Mesurer la pauvreté
Dans la foulée de la grande guignolée des médias, on a de nouveau remarqué, comme à chaque année, qu’on parlait peu de pauvreté en dehors de la période des Fêtes. C’est malheureusement vrai. Peut-être parce que la pauvreté est un problème complexe dont il n’est pas aisé de parler au-delà des clichés et des anecdotes douteuses.
Cette complexité a été décortiquée en long et en large la semaine dernière lors d’une importante conférence internationale qui a réuni pendant trois jours des dizaines de chercheurs du Québec, du Canada et de l’étranger à l’initiative du Centre interuniversitaire québécois de statistiques sociales (CIQSS).

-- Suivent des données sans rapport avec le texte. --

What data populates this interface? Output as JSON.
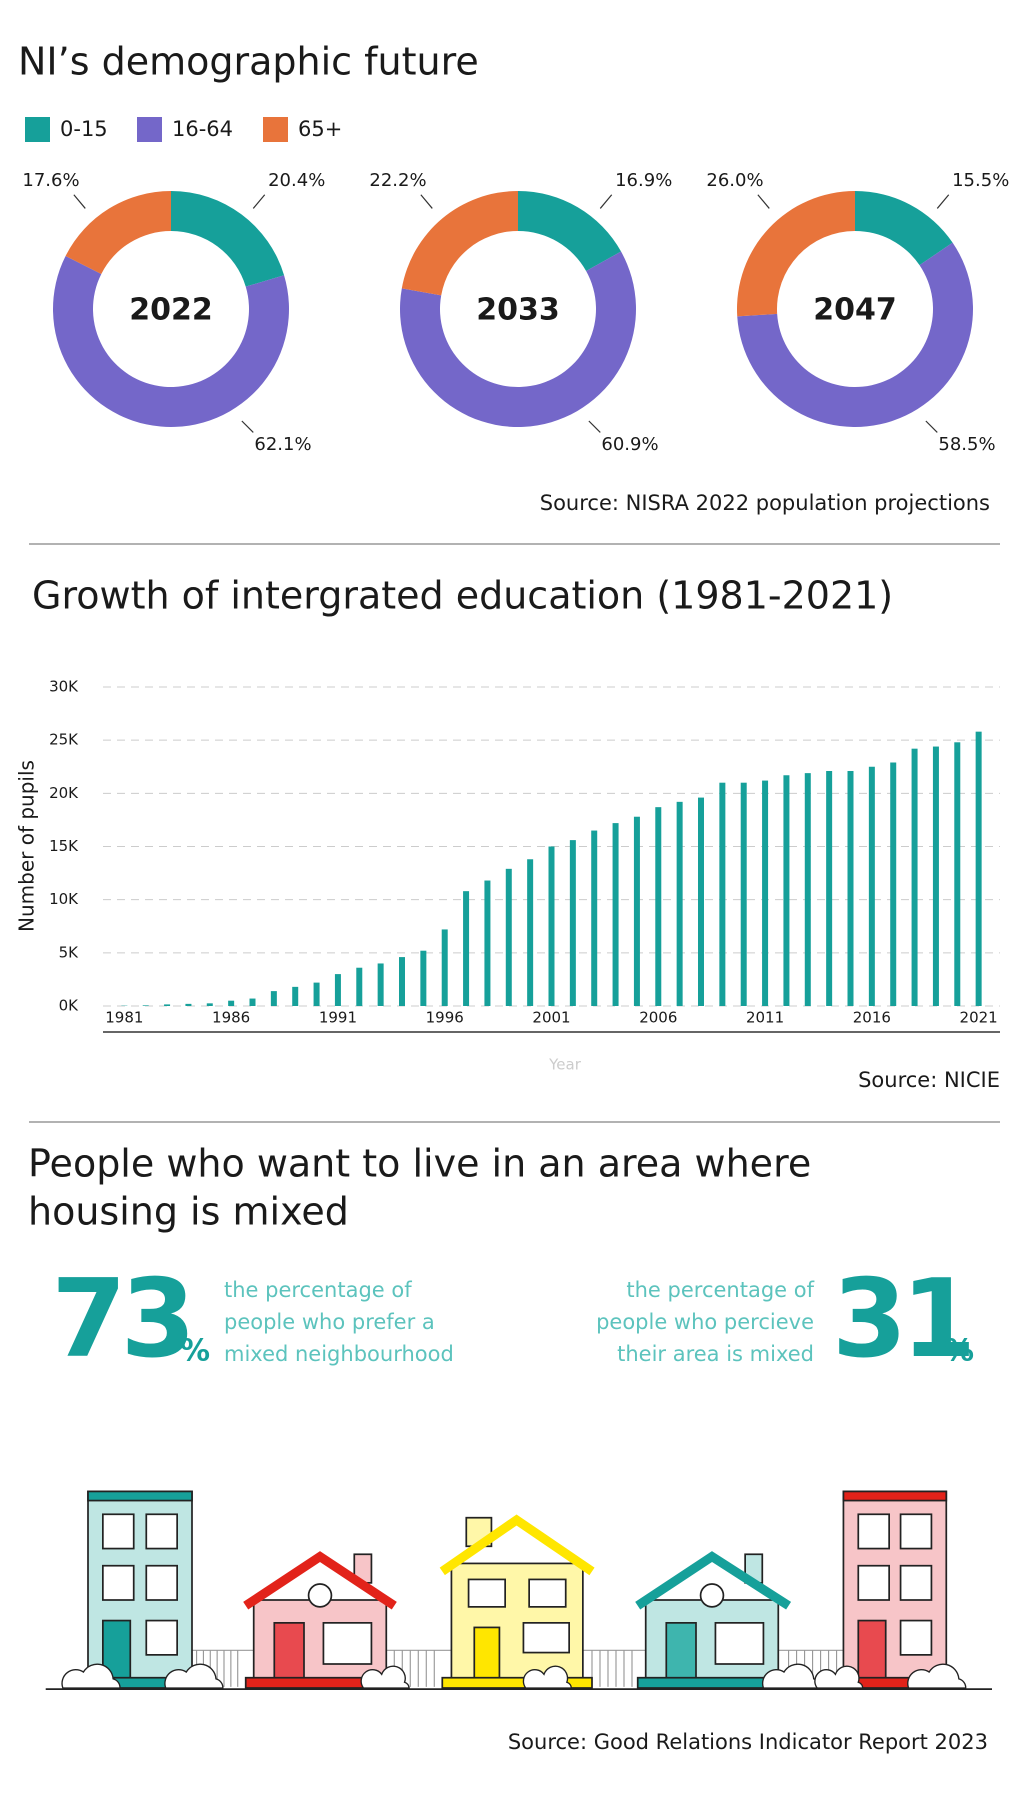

Un des constats qui ressort de cette rencontre n’étonnera personne : nos gouvernements sont loin d’avoir rempli leurs engagements en matière de lutte contre la pauvreté. Ainsi, alors que la pauvreté infantile devait être éliminée dès l’an 2000 selon une résolution adoptée par la Chambre des communes en 1989, on estime qu’entre 10 et 15 p.100 d’enfants en souffrent encore aujourd’hui. De son côté, le gouvernement québécois dispose encore de quelques mois avant qu’arrive la date butoir pour faire du Québec « une des sociétés où l’on compte le moins de personnes pauvres », selon l’objectif qu’il s’est fixé en 2002 dans sa Stratégie nationale de lutte contre la pauvreté et l'exclusion sociale. Plusieurs présentations ont permis d’apprécier certains des progrès réalisés depuis, chez les familles notamment, mais plusieurs groupes demeurent à haut risque, les personnes seules et les familles monoparentales entre autres.
Une des difficultés qu’on rencontre quand on parle de pauvreté découle du fait qu’on ne dispose pas d’un outil de mesure de la pauvreté qui fasse consensus et qui soit universellement utilisé.
Il n’existe pas présentement au Canada un seuil de pauvreté officiel, même si le seuil de faible revenu calculé par Statistique Canada en tient souvent lieu. Dans les faits, les chercheurs et les gouvernements utilisent une variété de mesures qui révèlent des situations plus ou moins alarmantes selon qu’on tienne compte du coût des biens et services dans une région donnée, selon qu’on calcule le revenu avant ou après les transferts publics et les impôts, ou selon qu’on inclut la valeur des biens et services fournis par les gouvernements (la valeur des services de santé par exemple). Les taux de pauvreté mesurés seront aussi affectés par l’inclusion ou l’exclusion de certains groupes de population; au Canada, les données pour les Premières nations sont souvent fragmentaires.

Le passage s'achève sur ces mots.